Thank you for the feedback.

On 2/17/2022 6:45 PM, Mel Gorman wrote:
> On Thu, Feb 17, 2022 at 04:53:51PM +0530, K Prateek Nayak wrote:
>> [..snip..]
>> Can we optimize this further as:
>>
>> 	imb = sd->imb_numa_nr;
>> 	if (unlikely(p->nr_cpus_allowed != num_online_cpus()))
>> 		struct cpumask *cpus = this_cpu_cpumask_var_ptr(select_idle_mask);
>>
>> 		cpumask_and(cpus, sched_group_span(local), p->cpus_ptr);
>> 		imb = min(cpumask_weight(cpus), imb);
>> 	}
>>
>> As for most part, p->nr_cpus_allowed will be equal to num_online_cpus()
>> unless user has specifically pinned the task.
>>
> I'm a little wary due to https://lwn.net/Articles/420019/ raising concerns
> from people that feel more strongly about likely/unlikely use.
I wasn't aware of this.
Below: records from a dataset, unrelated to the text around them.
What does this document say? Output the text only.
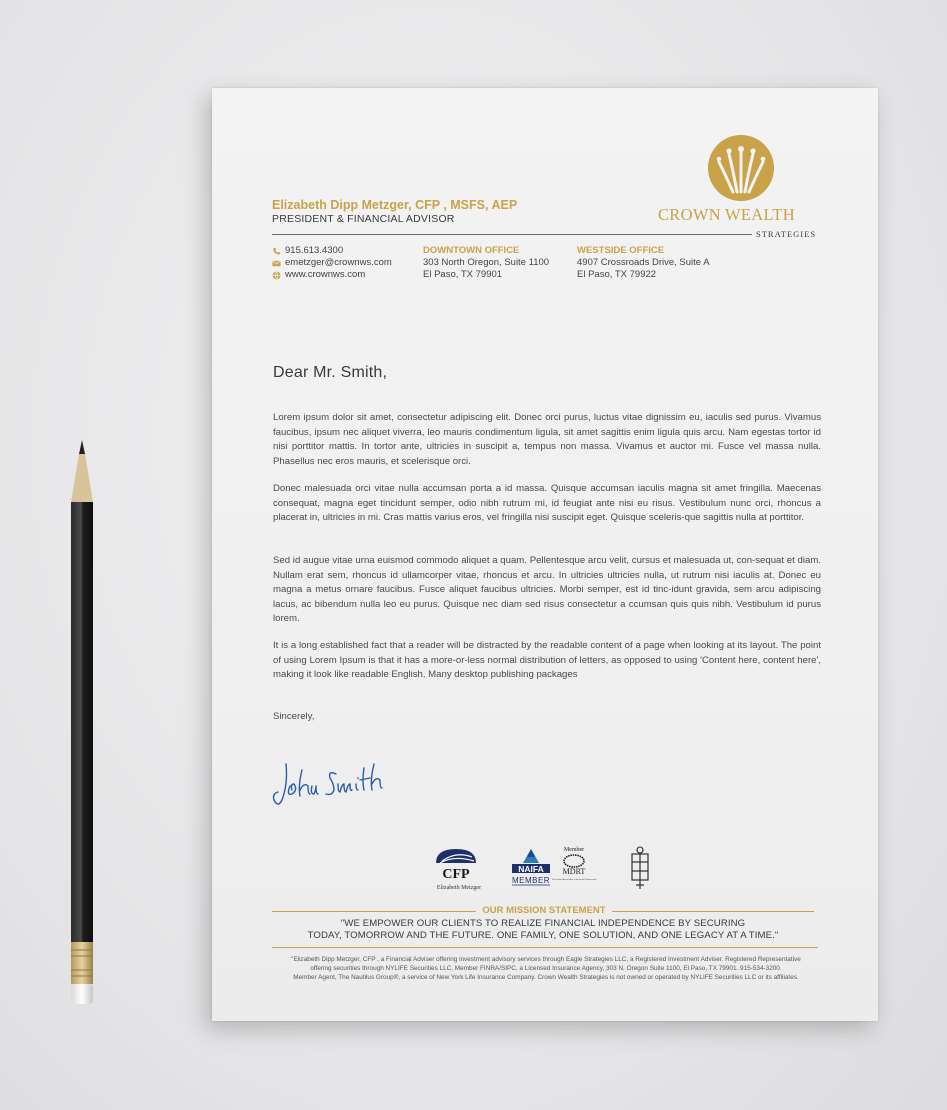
Elizabeth Dipp Metzger, CFP , MSFS, AEP
PRESIDENT & FINANCIAL ADVISOR	CROWN WEALTH
STRATEGIES
915.613.4300
emetzger@crownws.com
www.crownws.com
DOWNTOWN OFFICE
303 North Oregon, Suite 1100
El Paso, TX 79901
WESTSIDE OFFICE
4907 Crossroads Drive, Suite A
El Paso, TX 79922
Dear Mr. Smith,
Lorem ipsum dolor sit amet, consectetur adipiscing elit. Donec orci purus, luctus vitae dignissim eu, iaculis sed purus. Vivamus faucibus, ipsum nec aliquet viverra, leo mauris condimentum ligula, sit amet sagittis enim ligula quis arcu. Nam egestas tortor id nisi porttitor mattis. In tortor ante, ultricies in suscipit a, tempus non massa. Vivamus et auctor mi. Fusce vel massa nulla. Phasellus nec eros mauris, et scelerisque orci.
Donec malesuada orci vitae nulla accumsan porta a id massa. Quisque accumsan iaculis magna sit amet fringilla. Maecenas consequat, magna eget tincidunt semper, odio nibh rutrum mi, id feugiat ante nisi eu risus. Vestibulum nunc orci, rhoncus a placerat in, ultricies in mi. Cras mattis varius eros, vel fringilla nisi suscipit eget. Quisque sceleris-que sagittis nulla at porttitor.
Sed id augue vitae urna euismod commodo aliquet a quam. Pellentesque arcu velit, cursus et malesuada ut, con-sequat et diam. Nullam erat sem, rhoncus id ullamcorper vitae, rhoncus et arcu. In ultricies ultricies nulla, ut rutrum nisi iaculis at. Donec eu magna a metus ornare faucibus. Fusce aliquet faucibus ultricies. Morbi semper, est id tinc-idunt gravida, sem arcu adipiscing lacus, ac bibendum nulla leo eu purus. Quisque nec diam sed risus consectetur a ccumsan quis quis nibh. Vestibulum id purus lorem.
It is a long established fact that a reader will be distracted by the readable content of a page when looking at its layout. The point of using Lorem Ipsum is that it has a more-or-less normal distribution of letters, as opposed to using 'Content here, content here', making it look like readable English. Many desktop publishing packages
Sincerely,
CFP
Elizabeth Metzger
NAIFA
MEMBER
Member
MDRT
The Premier Association of Financial Professionals
OUR MISSION STATEMENT
"WE EMPOWER OUR CLIENTS TO REALIZE FINANCIAL INDEPENDENCE BY SECURING
TODAY, TOMORROW AND THE FUTURE. ONE FAMILY, ONE SOLUTION, AND ONE LEGACY AT A TIME."
"Elizabeth Dipp Metzger, CFP , a Financial Adviser offering investment advisory services through Eagle Strategies LLC, a Registered Investment Adviser. Registered Representative
offering securities through NYLIFE Securities LLC, Member FINRA/SIPC, a Licensed Insurance Agency, 303 N. Oregon Suite 1100, El Paso, TX 79901. 915-534-3200.
Member Agent, The Nautilus Group®, a service of New York Life Insurance Company. Crown Wealth Strategies is not owned or operated by NYLIFE Securities LLC or its affiliates.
Thank you for pointing this out to me.
> Whether that
> branch is likely true or not is specific to the deployment. On my desktop
> and most tests I run, the branch is very unlikely because most workloads
> I run are usually not CPU-constrained and not fork-intensive. Even those
> that are CPU contrained are generally not fork intensive. For a setup with
> lots of containers, virtual machines, locality-aware applications etc,
> the path is potentially very likely and harder to detect in the future.
Yes, you make a good point.
> I don't object to the change but I would wonder if it's measurable for
> anything other than a fork-intensive microbenchmark given it's one branch
> in a relatively heavy operation.
>
> I think a relatively harmless micro-optimisation would be
>
> -		imb = min(cpumask_weight(cpus), imb);
> +		imb = cpumask_weight(cpus);
>
> It assumes that the constrained cpus_allowed would have a lower imb
> than one calculated based on all cpus allowed which sounds like a safe
> assumption other than racing with hot-onlining a bunch of CPUs.
This is a good micro-optimization as long as the assumption holds
true.
> I think both micro-optimisations are negligible in comparison to avoiding
> an unecessary cpumask_and cpumask_weight call.
I agree. Checking for p->nr_cpus_allowed != num_online_cpus() will
avoid the relatively expensive cpumask operations.
> FWIW, I looked at my own
> use of likely/unlikely recently and it's
>
> c49c2c47dab6b8d45022b3fabf0642a0e62e3109 unlikely that memory hotplug operation is in progress
> 3b12e7e97938424de2bb1b95ba0bd6a49bad39f9 hotplug active or machine booting
> df1acc856923c0a65c28b588585449106c316b71 memory isolated for hotplug or CMA attempt in progress
> 56f0e661ea8c0178e80048df7166653a51ef2c3d memory isolated for hotplug or CMA attempt in progress
> b3b64ebd38225d8032b5db42938d969b602040c2 bulk allocation request with an array that already has pages
>
> Of those, the last one is the most marginal because it really depends
> on whether network core or NFS is the heavy user of the interface and
> I made a guess that high-speed networks are more common critical paths
> than NFS servers.
Thank you for giving these examples. I considered the case of branch
being taken to be very unlikely based on my workloads, but as you
pointed out, there may be other cases where it's outcome might not be
so predictable all the time.

--
Thanks and Regards,
Prateek